Comme le résumaient les chercheurs québécois Florian Sauvageau et Simon Thibault dans l’ouvrage collectif Les fausses nouvelles, nouveaux visages, nouveaux défis (2018), « plusieurs s’inquiètent de l’impact de la désinformation sur la qualité de notre expérience démocratique, que mettrait déjà en péril l’infrastructure technique de la Toile en nous alimentant d’information reflétant nos préférences et en nous enfermant ainsi dans des chambres d’échos  ». 

Menaces à la santé publique

En cultivant la peur des vaccins ou en répandant des informations médicales erronées, les « fakes news » constituent « la plus grande menace à la santé publique », selon une étude quantitative de l’Université médicale de Gdansk (Pologne) parue en 2018.

Plus récemment, des chercheurs de l’Université d’East Anglia, au Royaume-Uni, ont montré que les fausses informations sur la COVID-19 tendaient à circuler plus rapidement que les vraies et à « aggraver l’épidémie ». Une situation qui inquiète au plus haut point le secrétaire général de l’ONU, António Guterres. « Une épidémie de désinformation se répand », dénonçait-il en avril dernier. Lors de la première rencontre sur l’infodémiologie de l’Organisation mondiale de la santé (OMS) qui s’est tenue en juillet, l’organisme a réitéré l’importance de mettre en place des pratiques visant à prévenir la diffusion d’informations fausses ou trompeuses, à les détecter et à y répondre.

Exacerbation des tensions socioculturelles

La chercheuse Claire Wardle est l’une des sommités mondiales sur la désinformation — qu’elle préfère d’ailleurs nommer «  désordre de l’information  ». En 2017, dans un rapport commandé par le Conseil de l’Europe et rédigé en collaboration avec le célèbre blogueur irano-canadien Hossein Derakhshan, elle rappelait que les fausses nouvelles, très souvent, « exacerbent les divisions socio-culturelles en jouant sur les tensions nationalistes, ethniques, raciales et religieuses ».

Pire, selon la politologue américaine Kelly M. Greenhill, citée par Wardle, « ces types de messages permettent aux idées discriminatoires et provocatrices d’entrer dans le discours public et d’être traitées comme des faits. Une fois installées, ces idées peuvent alors être utilisées pour désigner des boucs émissaires, normaliser les préjugés et affermir la mentalité consistant à opposer nous et eux. » Un exemple récent : les actes violents commis à l’égard de personnes issues de communautés asiatiques, jugées par association comme « responsables » de la pandémie de COVID-19.

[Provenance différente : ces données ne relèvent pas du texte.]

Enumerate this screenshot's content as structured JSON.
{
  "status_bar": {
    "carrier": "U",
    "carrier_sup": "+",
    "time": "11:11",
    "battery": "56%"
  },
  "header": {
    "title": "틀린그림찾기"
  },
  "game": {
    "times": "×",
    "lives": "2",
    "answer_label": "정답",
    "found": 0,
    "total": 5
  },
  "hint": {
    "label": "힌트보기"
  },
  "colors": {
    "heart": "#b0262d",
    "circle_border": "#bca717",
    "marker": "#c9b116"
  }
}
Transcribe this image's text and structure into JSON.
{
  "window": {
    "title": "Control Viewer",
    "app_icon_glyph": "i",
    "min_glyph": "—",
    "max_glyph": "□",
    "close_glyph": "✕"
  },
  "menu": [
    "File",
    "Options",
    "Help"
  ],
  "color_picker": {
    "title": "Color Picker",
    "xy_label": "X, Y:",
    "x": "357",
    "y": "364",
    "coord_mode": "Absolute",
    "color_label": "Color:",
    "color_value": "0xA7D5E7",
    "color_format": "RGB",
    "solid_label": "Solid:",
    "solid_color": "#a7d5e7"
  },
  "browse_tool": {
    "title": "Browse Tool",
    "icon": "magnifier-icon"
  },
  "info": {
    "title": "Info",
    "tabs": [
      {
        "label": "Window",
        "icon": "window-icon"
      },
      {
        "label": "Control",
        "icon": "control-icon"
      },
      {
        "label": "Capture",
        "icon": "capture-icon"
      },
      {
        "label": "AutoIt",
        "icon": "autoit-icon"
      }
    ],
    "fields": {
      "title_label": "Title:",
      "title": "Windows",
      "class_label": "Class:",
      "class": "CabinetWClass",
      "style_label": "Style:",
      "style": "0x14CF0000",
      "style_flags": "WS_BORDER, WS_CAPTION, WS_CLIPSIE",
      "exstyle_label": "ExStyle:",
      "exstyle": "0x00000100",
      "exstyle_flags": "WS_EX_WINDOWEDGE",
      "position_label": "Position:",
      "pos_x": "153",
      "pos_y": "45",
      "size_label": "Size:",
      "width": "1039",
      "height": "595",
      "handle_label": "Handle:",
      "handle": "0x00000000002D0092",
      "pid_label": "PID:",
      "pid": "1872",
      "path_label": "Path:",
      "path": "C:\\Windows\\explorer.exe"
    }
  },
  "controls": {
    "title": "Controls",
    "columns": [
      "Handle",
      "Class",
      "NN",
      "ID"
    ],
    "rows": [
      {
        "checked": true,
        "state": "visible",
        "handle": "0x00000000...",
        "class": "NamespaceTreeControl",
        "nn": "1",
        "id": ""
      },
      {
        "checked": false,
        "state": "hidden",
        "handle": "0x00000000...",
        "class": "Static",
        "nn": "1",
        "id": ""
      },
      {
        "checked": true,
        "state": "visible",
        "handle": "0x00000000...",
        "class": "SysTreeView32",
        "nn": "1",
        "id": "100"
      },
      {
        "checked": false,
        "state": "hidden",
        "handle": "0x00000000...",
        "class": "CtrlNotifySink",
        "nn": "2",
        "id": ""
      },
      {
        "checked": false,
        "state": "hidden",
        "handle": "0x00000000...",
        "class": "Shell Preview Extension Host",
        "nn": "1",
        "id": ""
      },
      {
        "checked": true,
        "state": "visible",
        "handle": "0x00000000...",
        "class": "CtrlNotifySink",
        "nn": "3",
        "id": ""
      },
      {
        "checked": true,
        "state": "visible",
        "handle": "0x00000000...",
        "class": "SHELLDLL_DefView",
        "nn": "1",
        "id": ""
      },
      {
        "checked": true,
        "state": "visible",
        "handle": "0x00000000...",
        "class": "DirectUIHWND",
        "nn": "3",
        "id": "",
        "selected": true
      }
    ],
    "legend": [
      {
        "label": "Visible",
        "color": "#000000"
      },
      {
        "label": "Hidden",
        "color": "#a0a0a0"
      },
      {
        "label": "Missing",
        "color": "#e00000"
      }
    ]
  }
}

Accroissement de la violence

En exacerbant les tensions sociales, la désinformation peut mener jusqu’à des actions violentes – qu’elles soient commises dans la sphère intime lors d’un désaccord entre proches ou qu’elles soient de nature collective.

Un exemple, cité en 2017 par la chercheuse américaine Samantha Stanley, est l’émeute causée par une foule de 500 personnes au Myanmar à la suite de la « publication sur Facebook d’une rumeur non fondée selon laquelle le propriétaire musulman d’une boutique de thé aurait violé une employée bouddhiste ». Deux personnes ont été tuées lors de ce malencontreux événement.

Dans un univers numérique dominé par des algorithmes organisant les informations en chambres d’échos qui réduisent la diversité des sources auxquelles chacun est exposé, ces phénomènes ne risquent pas de s’amenuiser. Aussi, la vigilance est plus que jamais de mise.